Seguii lo stesso tragitto anche sull'altra cicatrice, quella un po' più spessa e larga.
Poi mi chinai per baciargli la spalla nuda ripetendo tutti i miei gesti con le labbra.

Uno sfarfallio all'ombra della lampada e i suoi occhi chiari simili a quelli di un gatto si aprirono puntandosi su di me.
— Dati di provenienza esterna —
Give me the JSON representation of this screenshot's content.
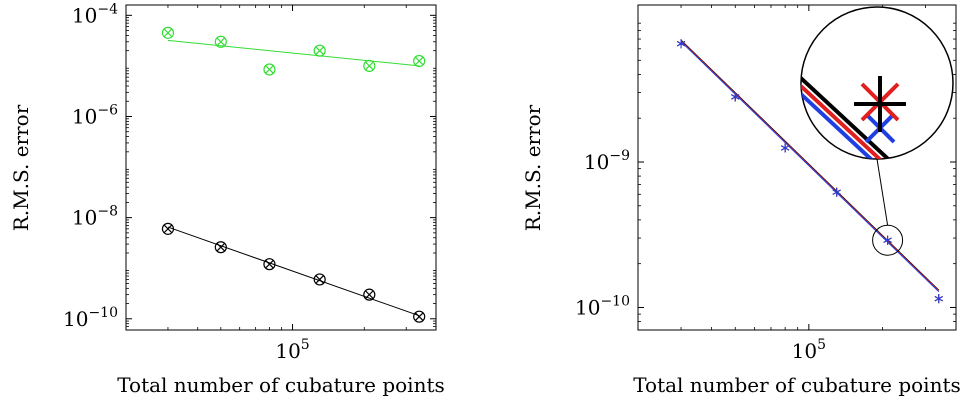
{
  "chart_data": [
    {
      "type": "scatter",
      "xlabel": "Total number of cubature points",
      "ylabel": "R.M.S. error",
      "xscale": "log",
      "yscale": "log",
      "xlim": [
        20000,
        400000
      ],
      "ylim": [
        6e-11,
        0.00016
      ],
      "xticks": [
        {
          "value": 100000,
          "base": "10",
          "exp": "5"
        }
      ],
      "yticks": [
        {
          "value": 0.0001,
          "base": "10",
          "exp": "−4"
        },
        {
          "value": 1e-06,
          "base": "10",
          "exp": "−6"
        },
        {
          "value": 1e-08,
          "base": "10",
          "exp": "−8"
        },
        {
          "value": 1e-10,
          "base": "10",
          "exp": "−10"
        }
      ],
      "grid": false,
      "series": [
        {
          "marker": "otimes",
          "color": "#33dd33",
          "x": [
            30000,
            50000,
            80000,
            130000,
            210000,
            340000
          ],
          "y": [
            4.5e-05,
            3e-05,
            8.5e-06,
            2e-05,
            1e-05,
            1.25e-05
          ],
          "fit": [
            [
              30000,
              3.2e-05
            ],
            [
              340000,
              1e-05
            ]
          ]
        },
        {
          "marker": "otimes",
          "color": "#000000",
          "x": [
            30000,
            50000,
            80000,
            130000,
            210000,
            340000
          ],
          "y": [
            6e-09,
            2.6e-09,
            1.2e-09,
            6e-10,
            3e-10,
            1.1e-10
          ],
          "fit": [
            [
              30000,
              6.5e-09
            ],
            [
              340000,
              1.15e-10
            ]
          ]
        }
      ]
    },
    {
      "type": "scatter",
      "xlabel": "Total number of cubature points",
      "ylabel": "R.M.S. error",
      "xscale": "log",
      "yscale": "log",
      "xlim": [
        20000,
        400000
      ],
      "ylim": [
        7e-11,
        1.2e-08
      ],
      "xticks": [
        {
          "value": 100000,
          "base": "10",
          "exp": "5"
        }
      ],
      "yticks": [
        {
          "value": 1e-09,
          "base": "10",
          "exp": "−9"
        },
        {
          "value": 1e-10,
          "base": "10",
          "exp": "−10"
        }
      ],
      "grid": false,
      "series": [
        {
          "marker": "asterisk",
          "color": "#000000",
          "x": [
            30000,
            50000,
            80000,
            130000,
            210000,
            340000
          ],
          "y": [
            6.5e-09,
            2.8e-09,
            1.25e-09,
            6.2e-10,
            2.9e-10,
            1.15e-10
          ],
          "fit": [
            [
              30000,
              6.8e-09
            ],
            [
              340000,
              1.3e-10
            ]
          ]
        },
        {
          "marker": "asterisk",
          "color": "#e21f1f",
          "x": [
            30000,
            50000,
            80000,
            130000,
            210000,
            340000
          ],
          "y": [
            6.5e-09,
            2.8e-09,
            1.25e-09,
            6.2e-10,
            2.9e-10,
            1.15e-10
          ],
          "fit": [
            [
              30000,
              6.8e-09
            ],
            [
              340000,
              1.3e-10
            ]
          ]
        },
        {
          "marker": "asterisk",
          "color": "#1f3fe2",
          "x": [
            30000,
            50000,
            80000,
            130000,
            210000,
            340000
          ],
          "y": [
            6.5e-09,
            2.8e-09,
            1.25e-09,
            6.2e-10,
            2.9e-10,
            1.15e-10
          ],
          "fit": [
            [
              30000,
              6.8e-09
            ],
            [
              340000,
              1.3e-10
            ]
          ]
        }
      ],
      "inset": {
        "zoom_x": 210000,
        "zoom_y": 2.9e-10
      }
    }
  ]
}
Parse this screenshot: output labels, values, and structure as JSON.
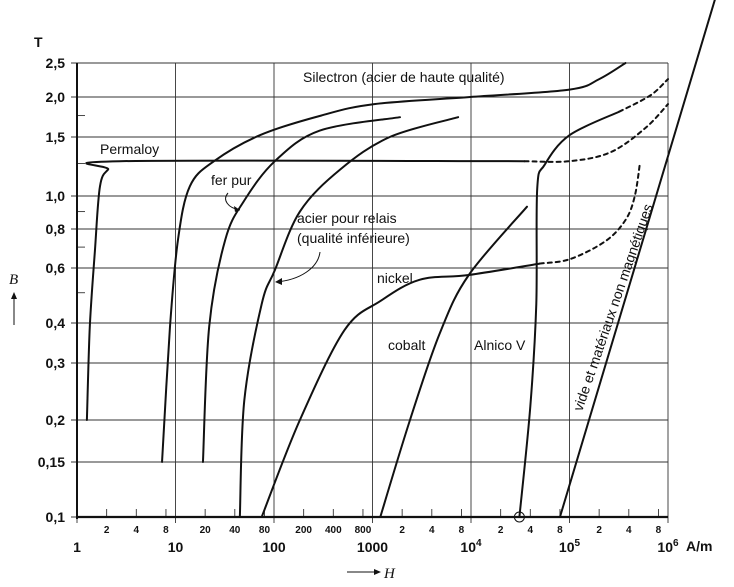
{
  "chart_data": {
    "type": "line",
    "title": "",
    "xlabel": "H",
    "xunit": "A/m",
    "ylabel": "B",
    "yunit": "T",
    "xscale": "log",
    "yscale": "log",
    "xlim": [
      1,
      1000000
    ],
    "ylim": [
      0.1,
      2.5
    ],
    "grid": true,
    "x_major_ticks": [
      {
        "value": 1,
        "label": "1"
      },
      {
        "value": 10,
        "label": "10"
      },
      {
        "value": 100,
        "label": "100"
      },
      {
        "value": 1000,
        "label": "1000"
      },
      {
        "value": 10000,
        "label": "10",
        "exp": "4"
      },
      {
        "value": 100000,
        "label": "10",
        "exp": "5"
      },
      {
        "value": 1000000,
        "label": "10",
        "exp": "6"
      }
    ],
    "x_minor_ticks": [
      {
        "value": 2,
        "label": "2"
      },
      {
        "value": 4,
        "label": "4"
      },
      {
        "value": 8,
        "label": "8"
      },
      {
        "value": 20,
        "label": "20"
      },
      {
        "value": 40,
        "label": "40"
      },
      {
        "value": 80,
        "label": "80"
      },
      {
        "value": 200,
        "label": "200"
      },
      {
        "value": 400,
        "label": "400"
      },
      {
        "value": 800,
        "label": "800"
      },
      {
        "value": 2000,
        "label": "2"
      },
      {
        "value": 4000,
        "label": "4"
      },
      {
        "value": 8000,
        "label": "8"
      },
      {
        "value": 20000,
        "label": "2"
      },
      {
        "value": 40000,
        "label": "4"
      },
      {
        "value": 80000,
        "label": "8"
      },
      {
        "value": 200000,
        "label": "2"
      },
      {
        "value": 400000,
        "label": "4"
      },
      {
        "value": 800000,
        "label": "8"
      }
    ],
    "y_ticks": [
      {
        "value": 0.1,
        "label": "0,1"
      },
      {
        "value": 0.15,
        "label": "0,15"
      },
      {
        "value": 0.2,
        "label": "0,2"
      },
      {
        "value": 0.3,
        "label": "0,3"
      },
      {
        "value": 0.4,
        "label": "0,4"
      },
      {
        "value": 0.6,
        "label": "0,6"
      },
      {
        "value": 0.8,
        "label": "0,8"
      },
      {
        "value": 1.0,
        "label": "1,0"
      },
      {
        "value": 1.5,
        "label": "1,5"
      },
      {
        "value": 2.0,
        "label": "2,0"
      },
      {
        "value": 2.5,
        "label": "2,5"
      }
    ],
    "y_minor_ticks": [
      0.5,
      0.7,
      0.9,
      1.25,
      1.75
    ],
    "series": [
      {
        "name": "Permaloy",
        "style": "solid",
        "points": [
          [
            1.26,
            0.2
          ],
          [
            1.35,
            0.39
          ],
          [
            1.52,
            0.68
          ],
          [
            1.71,
            1.07
          ],
          [
            2.07,
            1.2
          ],
          [
            2.7,
            1.27
          ],
          [
            35000,
            1.27
          ]
        ]
      },
      {
        "name": "Permaloy (extrapolated)",
        "style": "dashed",
        "points": [
          [
            35000,
            1.27
          ],
          [
            100000,
            1.27
          ],
          [
            260000,
            1.35
          ],
          [
            590000,
            1.6
          ],
          [
            1000000,
            1.9
          ]
        ]
      },
      {
        "name": "Silectron (acier de haute qualité)",
        "style": "solid",
        "points": [
          [
            7.3,
            0.15
          ],
          [
            8.8,
            0.39
          ],
          [
            10.6,
            0.74
          ],
          [
            14,
            1.07
          ],
          [
            24.6,
            1.27
          ],
          [
            72,
            1.52
          ],
          [
            300,
            1.75
          ],
          [
            1040,
            1.9
          ],
          [
            9800,
            2.0
          ],
          [
            100000,
            2.1
          ],
          [
            200000,
            2.25
          ],
          [
            370000,
            2.5
          ]
        ]
      },
      {
        "name": "fer pur",
        "style": "solid",
        "points": [
          [
            19,
            0.15
          ],
          [
            22,
            0.39
          ],
          [
            32,
            0.74
          ],
          [
            50,
            0.97
          ],
          [
            102,
            1.27
          ],
          [
            290,
            1.57
          ],
          [
            1900,
            1.73
          ]
        ]
      },
      {
        "name": "acier pour relais (qualité inférieure)",
        "style": "solid",
        "points": [
          [
            45,
            0.1
          ],
          [
            50,
            0.23
          ],
          [
            75,
            0.46
          ],
          [
            102,
            0.59
          ],
          [
            183,
            0.9
          ],
          [
            470,
            1.2
          ],
          [
            1500,
            1.5
          ],
          [
            7400,
            1.73
          ]
        ]
      },
      {
        "name": "nickel",
        "style": "solid",
        "points": [
          [
            75,
            0.1
          ],
          [
            183,
            0.2
          ],
          [
            520,
            0.38
          ],
          [
            1200,
            0.47
          ],
          [
            3000,
            0.55
          ],
          [
            9500,
            0.57
          ],
          [
            50000,
            0.62
          ]
        ]
      },
      {
        "name": "nickel (extrapolated)",
        "style": "dashed",
        "points": [
          [
            50000,
            0.62
          ],
          [
            100000,
            0.64
          ],
          [
            230000,
            0.73
          ],
          [
            370000,
            0.85
          ],
          [
            460000,
            1.0
          ],
          [
            520000,
            1.26
          ]
        ]
      },
      {
        "name": "cobalt",
        "style": "solid",
        "points": [
          [
            1200,
            0.1
          ],
          [
            2400,
            0.2
          ],
          [
            4800,
            0.37
          ],
          [
            9500,
            0.57
          ],
          [
            37000,
            0.93
          ]
        ]
      },
      {
        "name": "Alnico V",
        "style": "solid",
        "points": [
          [
            31000,
            0.1
          ],
          [
            40000,
            0.22
          ],
          [
            46000,
            0.46
          ],
          [
            47000,
            1.05
          ],
          [
            56000,
            1.24
          ],
          [
            100000,
            1.52
          ],
          [
            320000,
            1.8
          ]
        ]
      },
      {
        "name": "Alnico V (extrapolated)",
        "style": "dashed",
        "points": [
          [
            320000,
            1.8
          ],
          [
            660000,
            2.02
          ],
          [
            1000000,
            2.25
          ]
        ]
      },
      {
        "name": "vide et matériaux non magnétiques",
        "style": "solid",
        "points": [
          [
            80000,
            0.1
          ],
          [
            3400000,
            4.27
          ]
        ]
      }
    ],
    "markers": [
      {
        "name": "circle",
        "x": 31000,
        "y": 0.1
      }
    ],
    "annotations": {
      "silectron": "Silectron (acier de haute qualité)",
      "permaloy": "Permaloy",
      "fer_pur": "fer pur",
      "acier_line1": "acier pour relais",
      "acier_line2": "(qualité inférieure)",
      "nickel": "nickel",
      "cobalt": "cobalt",
      "alnico": "Alnico V",
      "vide": "vide et matériaux non magnétiques"
    },
    "axis_text": {
      "y_unit": "T",
      "y_symbol": "B",
      "x_symbol": "H",
      "x_unit": "A/m"
    }
  }
}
La pupilla era un unico puntino minuscolo in mezzo a quell'oceano ambrato.
Sostenni quello sguardo assonato posando un'altra volta le labbra sulla sua pelle calda.

Non disse niente né si scostò, si limitò a girarsi supino costringendomi a finirgli addosso fermando la mia caduta con le mani sul suo petto.
Non sapevo cosa dire né cosa aspettarmi ma ancora una volta, da quando lo conoscevo, decisi di seguire il mio istinto.

Le pupille da minuscole che erano si dilatarono all'inverosimile quando salii a cavalcioni su di lui.
L'aria si fece tesa e densa intorno a noi nel momento esatto in cui mossi le anche contro di lui stringendo le cosce attorno ai suoi fianchi.
Sussultò e le sue mani corsero a cingermi la vita.

Provò ad alzarsi per mettersi seduto e arrivare alla mia altezza ma con un ghigno felino lo bloccai posizionandogli la mano al centro del petto impedendogli ogni movimento.
Schiuse le labbra per lo stupore quando, senza mai staccare gli occhi dai suoi mi chinai fino ad arrivare al suo addome.